A bibliotecária nem tentou disfarçar a comoção. Deu uns tapinhas solidários na mão do Homem Muito Magro e disse “eu não acredito em bruxas, mas vamos tentar encontrar essa aí”. E Ilana tentou mesmo, com afinco e sem nenhum constrangimento, de todas as formas que sabia procurar informações e mais algumas que improvisou na hora. Procurando artigos sobre curandeirismo, encontrou uma tese sobre o assunto com transcrições de entrevistas com vários curandeiros, mas ninguém chamado Caterina (ou Catarina, ou Katerina, ou Ekaterina). Achou o blog pessoal de uma delas, uma pilantragem total com várias dicas de receitas milagrosas, mas nenhuma referência que pudesse ser útil. Mandou e-mail para o autor da tese, perguntando onde poderia encontrar mais informações e pessoas decentes que praticassem curas, sem obter resposta. Inscreveu-se em grupos de bruxaria no Facebook, enviou pedidos de amizade para algumas pessoas que se diziam bruxas ou curandeiras. Ligou para uma amiga praticante de candomblé e para uma tia espírita, e levou bronca das duas, porque suas religiões nada têm a ver com bruxaria. “Sim, mas você não conhece uma mãe-de-santo (ou médium), que se chame Caterina ou algo assim? ”. Ficaram de procurar e entrar em contato caso encontrassem uma pista. Ilana passava dicas para o Homem Muito Magro para que ele não perdesse o ânimo, combinavam estratégias, dividiam tarefas. Recebendo ajuda e atenção, o desespero do homem parecia diminuir um pouco. Foram dois dias de buscas, depois ele sumiu. Nunca mais apareceu. Talvez tenha morrido, talvez tenha desistido. Ou, como aventava Lúcia, tentando consolar a chefe que havia ficado meio tristonha com a história toda, pode ter encontrado a bruxa e se curado.

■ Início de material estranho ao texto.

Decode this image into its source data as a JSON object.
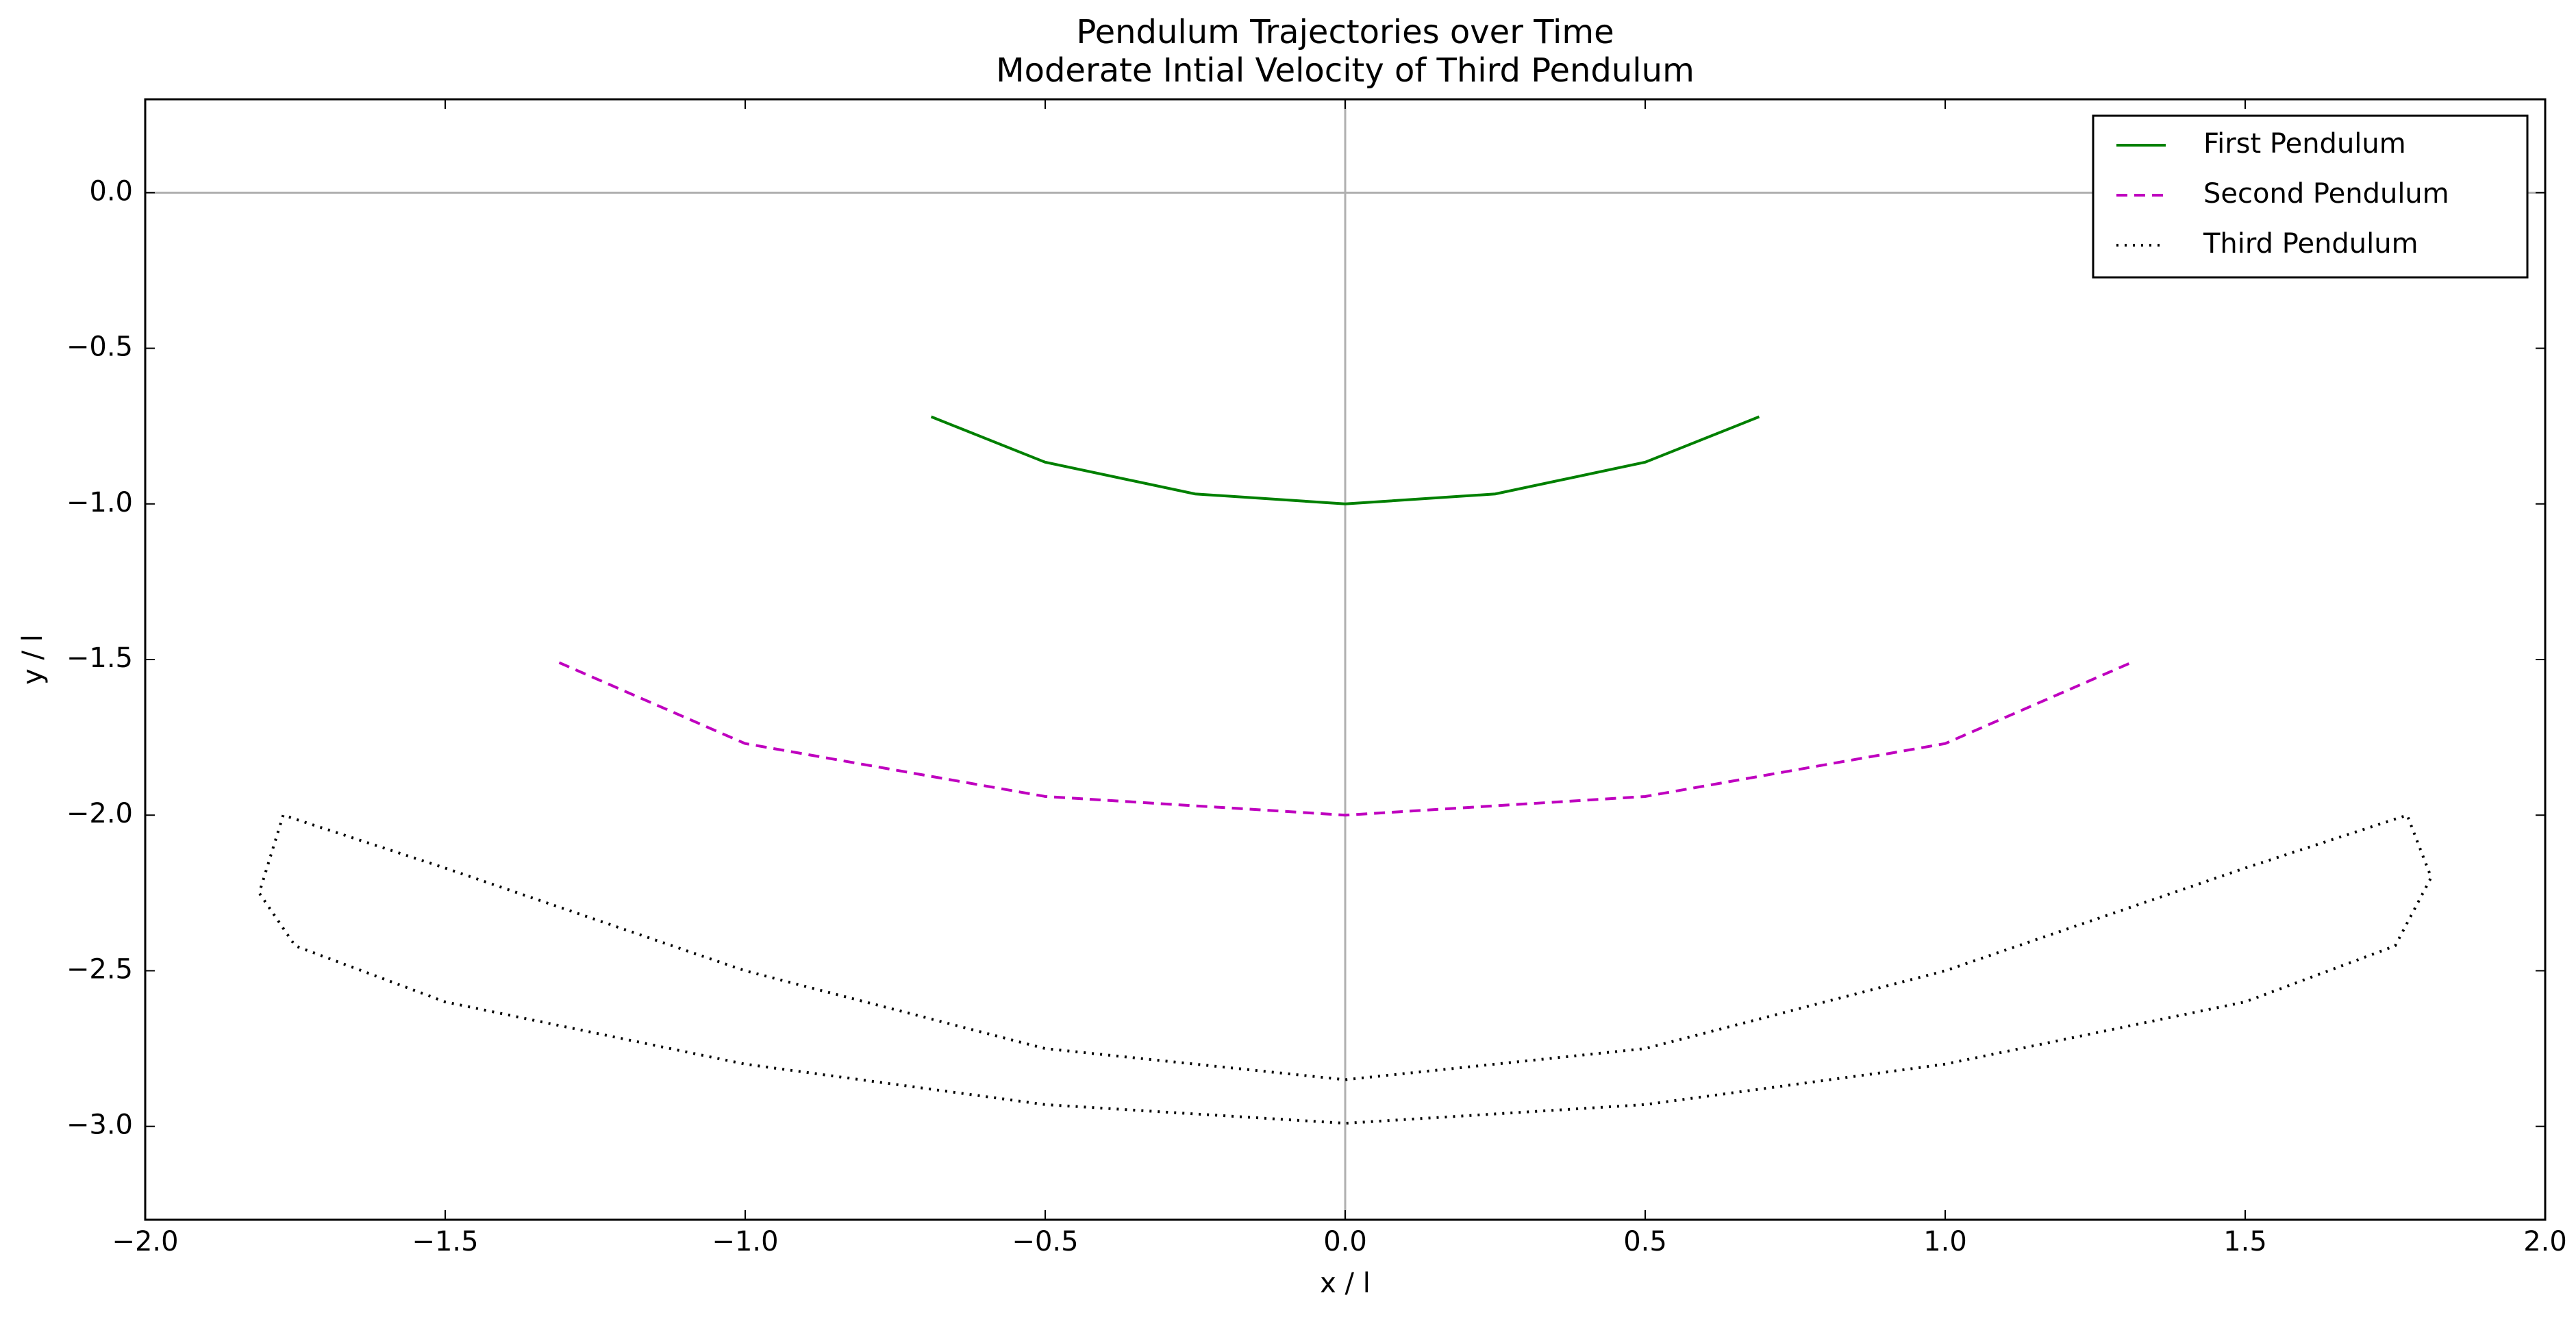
{
  "chart_data": {
    "type": "line",
    "title": "Pendulum Trajectories over Time",
    "subtitle": "Moderate Intial Velocity of Third Pendulum",
    "x_label": "x / l",
    "y_label": "y / l",
    "xlim": [
      -2.0,
      2.0
    ],
    "xticks": [
      {
        "value": -2.0,
        "label": "−2.0"
      },
      {
        "value": -1.5,
        "label": "−1.5"
      },
      {
        "value": -1.0,
        "label": "−1.0"
      },
      {
        "value": -0.5,
        "label": "−0.5"
      },
      {
        "value": 0.0,
        "label": "0.0"
      },
      0.5,
      {
        "value": 1.0,
        "label": "1.0"
      },
      1.5,
      {
        "value": 2.0,
        "label": "2.0"
      }
    ],
    "ylim": [
      -3.3,
      0.3
    ],
    "yticks": [
      {
        "value": 0.0,
        "label": "0.0"
      },
      {
        "value": -0.5,
        "label": "−0.5"
      },
      {
        "value": -1.0,
        "label": "−1.0"
      },
      {
        "value": -1.5,
        "label": "−1.5"
      },
      {
        "value": -2.0,
        "label": "−2.0"
      },
      {
        "value": -2.5,
        "label": "−2.5"
      },
      {
        "value": -3.0,
        "label": "−3.0"
      }
    ],
    "hlines": [
      0
    ],
    "vlines": [
      0
    ],
    "legend": "upper right",
    "series": [
      {
        "name": "First Pendulum",
        "color": "#008000",
        "style": "solid",
        "x": [
          -0.69,
          -0.5,
          -0.25,
          0.0,
          0.25,
          0.5,
          0.69
        ],
        "values": [
          -0.72,
          -0.866,
          -0.968,
          -1.0,
          -0.968,
          -0.866,
          -0.72
        ]
      },
      {
        "name": "Second Pendulum",
        "color": "#bf00bf",
        "style": "dashed",
        "x": [
          -1.31,
          -1.0,
          -0.5,
          0.0,
          0.5,
          1.0,
          1.31
        ],
        "values": [
          -1.51,
          -1.77,
          -1.94,
          -2.0,
          -1.94,
          -1.77,
          -1.51
        ]
      },
      {
        "name": "Third Pendulum",
        "color": "#000000",
        "style": "dotted",
        "x": [
          -1.77,
          -1.81,
          -1.75,
          -1.5,
          -1.0,
          -0.5,
          0.0,
          0.5,
          1.0,
          1.5,
          1.75,
          1.81,
          1.77,
          1.5,
          1.0,
          0.5,
          0.0,
          -0.5,
          -1.0,
          -1.5,
          -1.77
        ],
        "values": [
          -2.0,
          -2.25,
          -2.42,
          -2.6,
          -2.8,
          -2.93,
          -2.99,
          -2.93,
          -2.8,
          -2.6,
          -2.42,
          -2.2,
          -2.0,
          -2.17,
          -2.5,
          -2.75,
          -2.85,
          -2.75,
          -2.5,
          -2.17,
          -2.0
        ]
      }
    ]
  }
}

Em sua próxima ida ao dermatologista, uns dois meses depois, os olhos de Ilana se encheram de lágrimas, inconformada por não ter pensado no óbvio. Bem no alto do painel com os nomes dos profissionais que tinham salas no edifício, lia-se: Dra. Caterina Maria Almeida Schmidt, oncologista.

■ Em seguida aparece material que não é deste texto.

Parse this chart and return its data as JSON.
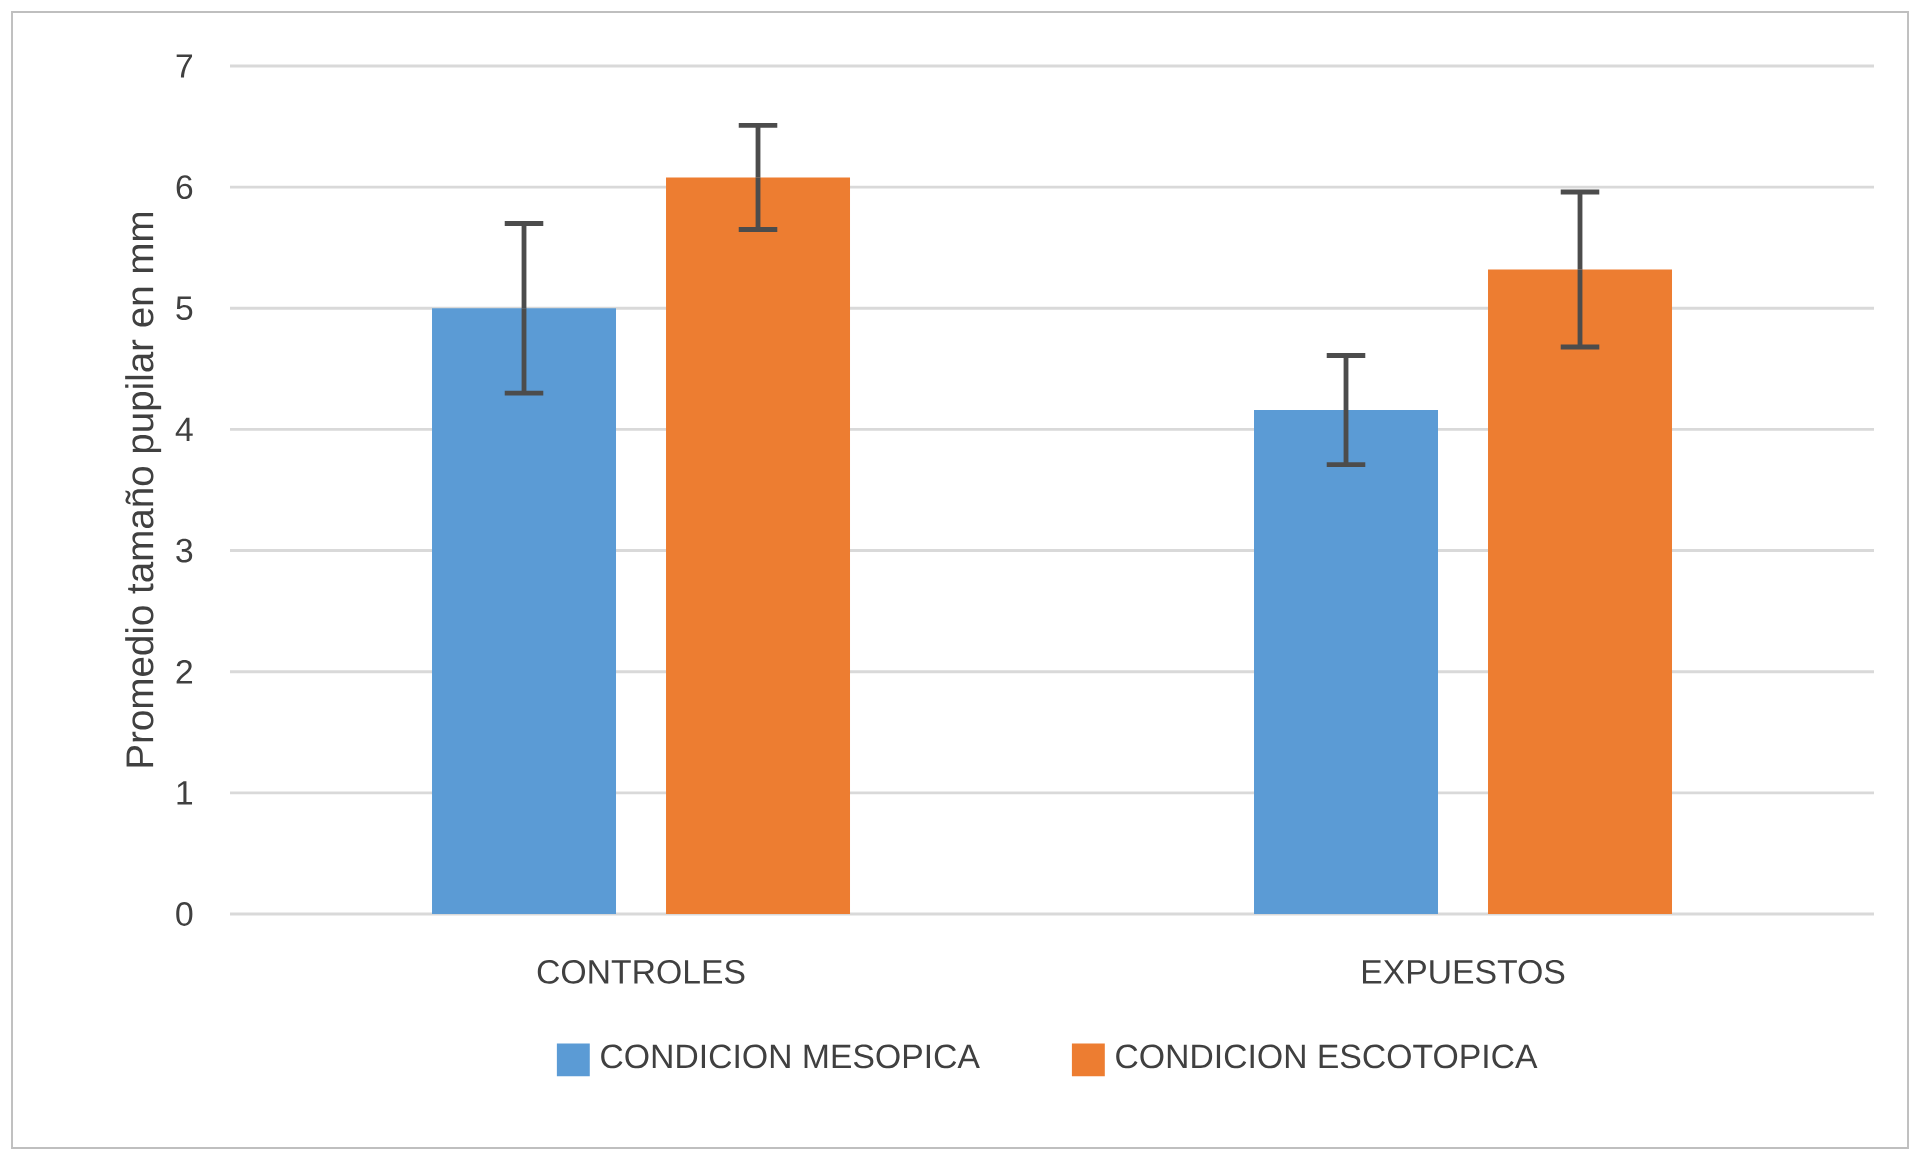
{
  "chart_data": {
    "type": "bar",
    "ylabel": "Promedio tamaño pupilar en mm",
    "categories": [
      "CONTROLES",
      "EXPUESTOS"
    ],
    "series": [
      {
        "name": "CONDICION MESOPICA",
        "color": "#5b9bd5",
        "values": [
          5.0,
          4.16
        ],
        "errors": [
          0.7,
          0.45
        ]
      },
      {
        "name": "CONDICION ESCOTOPICA",
        "color": "#ed7d31",
        "values": [
          6.08,
          5.32
        ],
        "errors": [
          0.43,
          0.64
        ]
      }
    ],
    "ylim": [
      0,
      7
    ],
    "yticks": [
      0,
      1,
      2,
      3,
      4,
      5,
      6,
      7
    ],
    "grid": "y",
    "legend": "bottom"
  }
}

8 pensamentos em “Uma bruxa chamada Caterina”

  1. Olá, Marina

    Gostei da história, trata da capacidade de busca por um tipo de informação que normalmente foge ao cotidiano dos bibliotecários, levando à tona a nossa necessidade de saber buscar tal informação.

    Essa história é verdadeira?

    Obrigada pela partilha.

  2. Pessoal, é ficção, mas muito baseada na realidade da referência. Coisas que eu escrevo quando estou participando de um evento da nossa área (para não morrer de tédio).

  3. Muito bacana seu texto, Marina! A gente vai lendo assim, sem compromisso e se surpreende com o final, pois bem que poderia ser de fato uma história real! Parabéns!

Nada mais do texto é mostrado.